If you want to see Paris, but do not want to die from its beauty, then use the alternative option: see the Orangerie Museum and get inspired. This small but pretty art gallery will impress even the most sophisticated visitors.
The museum building is located in the Central place de La Concorde in the Tuileries garden. The Orsay Museum, which includes the Orangerie Museum, is very close by. The ideal option is to devote a whole day to art and plan a visit to two galleries at once, especially since their expositions overlap.
The name of the museum, as well as the exterior of the place where it is located, give a gentle hint at the unusual history of its creation. The building was built in 1852 as a greenhouse to store orange trees that decorated the garden of the Tuileries Palace and Park complex in winter.
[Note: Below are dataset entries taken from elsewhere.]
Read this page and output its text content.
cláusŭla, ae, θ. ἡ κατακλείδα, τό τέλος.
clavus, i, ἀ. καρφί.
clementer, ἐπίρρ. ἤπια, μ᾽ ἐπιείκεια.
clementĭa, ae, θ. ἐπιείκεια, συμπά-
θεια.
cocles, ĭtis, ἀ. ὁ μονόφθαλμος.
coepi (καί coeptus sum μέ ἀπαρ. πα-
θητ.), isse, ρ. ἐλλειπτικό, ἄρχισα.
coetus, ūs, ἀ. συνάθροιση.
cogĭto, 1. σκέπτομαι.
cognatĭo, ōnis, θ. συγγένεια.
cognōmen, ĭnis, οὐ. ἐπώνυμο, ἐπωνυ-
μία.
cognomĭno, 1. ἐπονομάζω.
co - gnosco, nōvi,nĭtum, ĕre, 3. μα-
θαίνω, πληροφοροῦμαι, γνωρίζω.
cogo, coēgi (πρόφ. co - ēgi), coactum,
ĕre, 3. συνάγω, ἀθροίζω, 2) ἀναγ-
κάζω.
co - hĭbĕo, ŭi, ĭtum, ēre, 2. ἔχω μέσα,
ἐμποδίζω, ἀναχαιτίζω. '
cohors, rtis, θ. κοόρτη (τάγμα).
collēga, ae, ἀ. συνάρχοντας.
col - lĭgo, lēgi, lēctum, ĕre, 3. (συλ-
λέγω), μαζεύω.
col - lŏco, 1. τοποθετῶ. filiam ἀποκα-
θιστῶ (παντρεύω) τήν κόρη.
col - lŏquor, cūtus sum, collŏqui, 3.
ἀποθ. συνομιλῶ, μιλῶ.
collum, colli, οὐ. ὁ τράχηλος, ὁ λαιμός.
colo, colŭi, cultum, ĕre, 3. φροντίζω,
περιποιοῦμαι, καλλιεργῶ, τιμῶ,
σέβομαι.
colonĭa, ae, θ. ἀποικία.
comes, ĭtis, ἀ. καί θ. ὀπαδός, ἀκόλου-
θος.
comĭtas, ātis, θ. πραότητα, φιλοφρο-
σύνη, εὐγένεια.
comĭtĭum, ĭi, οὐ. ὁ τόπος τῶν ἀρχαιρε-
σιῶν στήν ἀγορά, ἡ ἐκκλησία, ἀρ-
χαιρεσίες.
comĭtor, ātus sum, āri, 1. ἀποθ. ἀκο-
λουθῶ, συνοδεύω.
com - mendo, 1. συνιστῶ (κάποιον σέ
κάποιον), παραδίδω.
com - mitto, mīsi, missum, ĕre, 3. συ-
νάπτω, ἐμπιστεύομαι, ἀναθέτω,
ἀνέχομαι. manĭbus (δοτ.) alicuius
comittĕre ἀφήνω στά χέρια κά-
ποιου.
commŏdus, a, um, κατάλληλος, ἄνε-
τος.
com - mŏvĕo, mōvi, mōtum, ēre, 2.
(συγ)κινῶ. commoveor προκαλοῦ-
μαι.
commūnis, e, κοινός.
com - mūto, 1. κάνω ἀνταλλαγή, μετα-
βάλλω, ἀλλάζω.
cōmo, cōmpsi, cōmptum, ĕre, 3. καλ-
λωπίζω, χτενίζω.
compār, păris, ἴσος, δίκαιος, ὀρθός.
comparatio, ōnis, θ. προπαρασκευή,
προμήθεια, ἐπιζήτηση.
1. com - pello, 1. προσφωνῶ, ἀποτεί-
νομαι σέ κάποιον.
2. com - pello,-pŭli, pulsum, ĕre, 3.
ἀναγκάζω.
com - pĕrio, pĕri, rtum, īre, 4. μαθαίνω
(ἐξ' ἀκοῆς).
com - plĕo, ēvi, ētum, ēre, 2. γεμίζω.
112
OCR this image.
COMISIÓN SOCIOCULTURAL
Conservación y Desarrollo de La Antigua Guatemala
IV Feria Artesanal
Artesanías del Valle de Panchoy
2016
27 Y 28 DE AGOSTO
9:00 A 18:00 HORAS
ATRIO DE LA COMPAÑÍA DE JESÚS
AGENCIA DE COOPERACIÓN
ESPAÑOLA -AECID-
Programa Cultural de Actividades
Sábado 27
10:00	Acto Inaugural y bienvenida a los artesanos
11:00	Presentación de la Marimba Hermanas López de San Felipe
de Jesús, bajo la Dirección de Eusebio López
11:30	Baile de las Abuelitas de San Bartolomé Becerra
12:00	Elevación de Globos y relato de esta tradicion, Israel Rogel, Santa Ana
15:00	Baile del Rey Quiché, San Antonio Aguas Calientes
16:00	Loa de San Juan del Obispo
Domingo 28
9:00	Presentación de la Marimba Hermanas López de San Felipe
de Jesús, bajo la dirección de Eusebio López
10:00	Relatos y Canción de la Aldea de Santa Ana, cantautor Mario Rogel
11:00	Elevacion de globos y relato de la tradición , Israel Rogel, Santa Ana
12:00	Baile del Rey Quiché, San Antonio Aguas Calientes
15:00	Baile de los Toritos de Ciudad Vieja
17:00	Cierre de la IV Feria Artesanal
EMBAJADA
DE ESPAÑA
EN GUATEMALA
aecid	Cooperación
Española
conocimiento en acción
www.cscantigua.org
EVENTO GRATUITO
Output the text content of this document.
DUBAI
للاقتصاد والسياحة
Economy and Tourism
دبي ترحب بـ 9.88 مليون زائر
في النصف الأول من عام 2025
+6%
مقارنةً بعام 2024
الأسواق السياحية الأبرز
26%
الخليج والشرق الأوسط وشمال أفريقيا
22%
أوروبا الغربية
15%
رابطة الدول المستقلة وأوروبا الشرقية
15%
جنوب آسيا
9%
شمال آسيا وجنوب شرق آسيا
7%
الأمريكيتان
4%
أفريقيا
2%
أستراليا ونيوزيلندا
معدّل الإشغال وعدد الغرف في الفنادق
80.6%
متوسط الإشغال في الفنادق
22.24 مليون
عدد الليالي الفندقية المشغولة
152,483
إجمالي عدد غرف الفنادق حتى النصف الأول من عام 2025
We can find out about the Botanical past by the large number of huge panoramic windows, which today provide the gallery halls with stunning natural light. After the fall of the Empire in 1870, this space was used as an exhibition, concert, and entertainment venue, as a warehouse and shelter for soldiers.
The Orangerie Museum was founded only in 1927. The first exhibition was dedicated to a series of paintings by the great French impressionist Claude Monet "Water Lilies". At the moment, it is probably the main exhibit of the gallery. The master gave his works as a present to his native country, but on the condition that all eight paintings in the series will always be exhibited together. France kept its promise. Today, all visitors to the museum are eager to admire the "Water Lilies" placed in a separate oval hall.
Gradually, the collection of the art institution was refilled and expanded, and today it has at least 150 paintings. It mainly presents works by prominent European Impressionists and post-Impressionists of the 20th century: Gauguin, Derain, Laurencin, Matisse, Modigliani, Monet, Picasso, Renoir, Rousseau, Cezanne, Sisley, Soutine, Utrillo, and other famous artists.
At the beginning of the 21st century, the Orangerie Museum was completely reconstructed. As a result of the changes, the basement of the gallery was significantly expanded, and the collection of Jean Walter and Paul Guillaume appeared.